The Social Data Foundation ( is a partnership between Southampton City Council, the University Hospital Southampton NHS Foundation Trust, and the University of Southampton that has been established to improve public health and patient care by responsible data access, collaboration and (re-)usage across academia, the public sector and industry by removing barriers and accelerating existing processes whilst maintaining the highest standards for data governance and security. Legal, ethical, and social mechanisms must be brought together was the means to establish a trustworthy data sharing environment that delivers system transformation and public and patient benefit.

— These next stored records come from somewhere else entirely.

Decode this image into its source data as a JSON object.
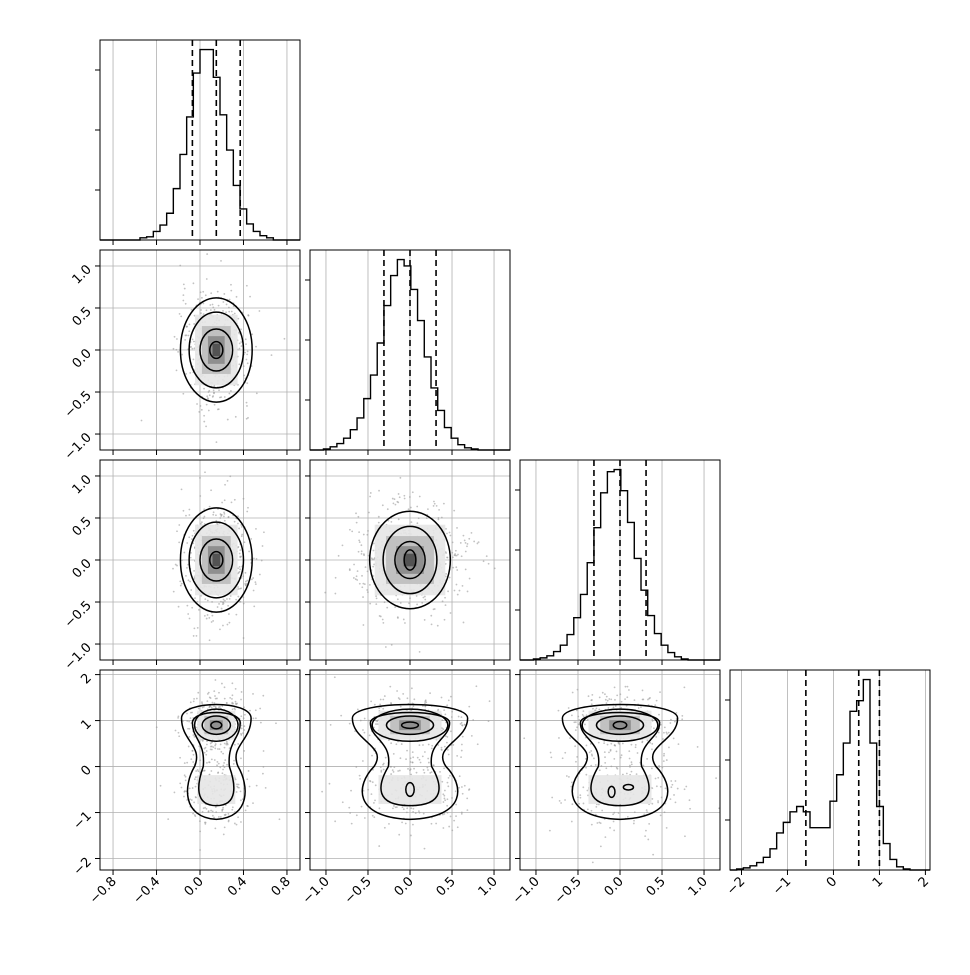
{
  "chart_data": {
    "type": "corner",
    "parameters": [
      {
        "index": 0,
        "range": [
          -0.92,
          0.92
        ]
      },
      {
        "index": 1,
        "range": [
          -1.19,
          1.19
        ]
      },
      {
        "index": 2,
        "range": [
          -1.19,
          1.19
        ]
      },
      {
        "index": 3,
        "range": [
          -2.25,
          2.1
        ]
      }
    ],
    "axis_ticks": {
      "x": [
        [
          "-0.8",
          "-0.4",
          "0.0",
          "0.4",
          "0.8"
        ],
        [
          "-1.0",
          "-0.5",
          "0.0",
          "0.5",
          "1.0"
        ],
        [
          "-1.0",
          "-0.5",
          "0.0",
          "0.5",
          "1.0"
        ],
        [
          "-2",
          "-1",
          "0",
          "1",
          "2"
        ]
      ],
      "y": [
        [],
        [
          "-1.0",
          "-0.5",
          "0.0",
          "0.5",
          "1.0"
        ],
        [
          "-1.0",
          "-0.5",
          "0.0",
          "0.5",
          "1.0"
        ],
        [
          "-2",
          "-1",
          "0",
          "1",
          "2"
        ]
      ]
    },
    "grid": true,
    "histograms": [
      {
        "param": 0,
        "bin_edges": [
          -0.92,
          -0.8587,
          -0.7973,
          -0.736,
          -0.6747,
          -0.6133,
          -0.552,
          -0.4907,
          -0.4293,
          -0.368,
          -0.3067,
          -0.2453,
          -0.184,
          -0.1227,
          -0.0613,
          0.0,
          0.0613,
          0.1227,
          0.184,
          0.2453,
          0.3067,
          0.368,
          0.4293,
          0.4907,
          0.552,
          0.6133,
          0.6747,
          0.736,
          0.7973,
          0.8587,
          0.92
        ],
        "counts": [
          0,
          0,
          0,
          0,
          0,
          0,
          2,
          3,
          8,
          14,
          25,
          48,
          80,
          115,
          156,
          178,
          178,
          152,
          117,
          84,
          51,
          29,
          15,
          8,
          4,
          2,
          0,
          0,
          0,
          0
        ],
        "quantiles": [
          -0.07,
          0.15,
          0.37
        ]
      },
      {
        "param": 1,
        "bin_edges": [
          -1.19,
          -1.11,
          -1.03,
          -0.95,
          -0.87,
          -0.79,
          -0.71,
          -0.63,
          -0.55,
          -0.47,
          -0.39,
          -0.31,
          -0.23,
          -0.15,
          -0.07,
          0.01,
          0.09,
          0.17,
          0.25,
          0.33,
          0.41,
          0.49,
          0.57,
          0.65,
          0.73,
          0.81,
          0.89,
          0.97,
          1.05,
          1.13,
          1.19
        ],
        "counts": [
          0,
          0,
          1,
          3,
          6,
          11,
          19,
          30,
          48,
          70,
          100,
          135,
          163,
          178,
          172,
          150,
          121,
          87,
          58,
          37,
          21,
          11,
          5,
          2,
          1,
          0,
          0,
          0,
          0,
          0
        ],
        "quantiles": [
          -0.31,
          0.0,
          0.31
        ]
      },
      {
        "param": 2,
        "bin_edges": [
          -1.19,
          -1.11,
          -1.03,
          -0.95,
          -0.87,
          -0.79,
          -0.71,
          -0.63,
          -0.55,
          -0.47,
          -0.39,
          -0.31,
          -0.23,
          -0.15,
          -0.07,
          0.01,
          0.09,
          0.17,
          0.25,
          0.33,
          0.41,
          0.49,
          0.57,
          0.65,
          0.73,
          0.81,
          0.89,
          0.97,
          1.05,
          1.13,
          1.19
        ],
        "counts": [
          0,
          0,
          1,
          2,
          4,
          8,
          14,
          24,
          40,
          62,
          92,
          125,
          158,
          178,
          180,
          160,
          130,
          96,
          66,
          42,
          25,
          14,
          7,
          3,
          1,
          0,
          0,
          0,
          0,
          0
        ],
        "quantiles": [
          -0.31,
          0.0,
          0.31
        ]
      },
      {
        "param": 3,
        "bin_edges": [
          -2.25,
          -2.105,
          -1.96,
          -1.815,
          -1.67,
          -1.525,
          -1.38,
          -1.235,
          -1.09,
          -0.945,
          -0.8,
          -0.655,
          -0.51,
          -0.365,
          -0.22,
          -0.075,
          0.07,
          0.215,
          0.36,
          0.505,
          0.65,
          0.795,
          0.94,
          1.085,
          1.23,
          1.375,
          1.52,
          1.665,
          1.81,
          1.955,
          2.1
        ],
        "counts": [
          0,
          1,
          2,
          4,
          7,
          12,
          20,
          35,
          45,
          55,
          60,
          55,
          40,
          40,
          40,
          65,
          90,
          120,
          150,
          160,
          180,
          120,
          60,
          25,
          10,
          3,
          1,
          0,
          0,
          0
        ],
        "quantiles": [
          -0.6,
          0.55,
          1.0
        ]
      }
    ],
    "pairs": [
      {
        "x": 0,
        "y": 1,
        "center": [
          0.15,
          0.0
        ],
        "sigma": [
          0.14,
          0.3
        ],
        "contours": [
          [
            0.06,
            0.1
          ],
          [
            0.15,
            0.25
          ],
          [
            0.25,
            0.45
          ],
          [
            0.33,
            0.62
          ]
        ],
        "extra": []
      },
      {
        "x": 0,
        "y": 2,
        "center": [
          0.15,
          0.0
        ],
        "sigma": [
          0.14,
          0.3
        ],
        "contours": [
          [
            0.06,
            0.1
          ],
          [
            0.15,
            0.25
          ],
          [
            0.25,
            0.45
          ],
          [
            0.33,
            0.62
          ]
        ],
        "extra": []
      },
      {
        "x": 1,
        "y": 2,
        "center": [
          0.0,
          0.0
        ],
        "sigma": [
          0.3,
          0.3
        ],
        "contours": [
          [
            0.07,
            0.12
          ],
          [
            0.18,
            0.22
          ],
          [
            0.32,
            0.4
          ],
          [
            0.48,
            0.58
          ]
        ],
        "extra": []
      },
      {
        "x": 0,
        "y": 3,
        "center": [
          0.15,
          0.0
        ],
        "sigma": [
          0.14,
          0.55
        ],
        "contours": [],
        "extra": [
          [
            0.15,
            0.9,
            0.05,
            0.08
          ],
          [
            0.15,
            0.9,
            0.13,
            0.2
          ],
          [
            0.15,
            0.9,
            0.2,
            0.35
          ]
        ],
        "bimodal": true
      },
      {
        "x": 1,
        "y": 3,
        "center": [
          0.0,
          0.0
        ],
        "sigma": [
          0.3,
          0.55
        ],
        "contours": [],
        "extra": [
          [
            0.0,
            0.9,
            0.1,
            0.07
          ],
          [
            0.0,
            0.9,
            0.28,
            0.2
          ],
          [
            0.0,
            0.9,
            0.45,
            0.35
          ],
          [
            0.0,
            -0.5,
            0.05,
            0.15
          ]
        ],
        "bimodal": true
      },
      {
        "x": 2,
        "y": 3,
        "center": [
          0.0,
          0.0
        ],
        "sigma": [
          0.3,
          0.55
        ],
        "contours": [],
        "extra": [
          [
            0.0,
            0.9,
            0.08,
            0.08
          ],
          [
            0.0,
            0.9,
            0.28,
            0.2
          ],
          [
            0.0,
            0.9,
            0.45,
            0.35
          ],
          [
            -0.1,
            -0.55,
            0.04,
            0.12
          ],
          [
            0.1,
            -0.45,
            0.06,
            0.06
          ]
        ],
        "bimodal": true
      }
    ]
  }
}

This theme therefore invites research proposals which investigate novel socio-technical mechanisms for accelerating the governance of health and social care data. In particular we welcome research aiming to explore:

  1. Automated risk management mechanisms supporting proactive identification and management of risks and breaches related to the deliberate or unintentional leakage or misuse of data across data lifecycles and AI pipelines.
  2. Ownership and rights management mechanisms support tracking of provenance and enforcement of consent, contractual arrangements/agreements, and licenses in AI pipelines.
  3. Dynamic orchestration mechanisms for provision of functional anonymisation environments considering the discovery, configuration and management of data services and security/privacy controls in hosting environments.
  4. Dynamic data linking protocols between distributed health-related datasets including those providing wider social determinants of health (e.g., digital health platforms, social media, and environment) with electronic health care records.
  5. Online engagement and involvement mechanisms for maintaining a social license and involving communities in the co-design, implementation, and evaluation of digital health solutions, and those provided by NHS providers themselves.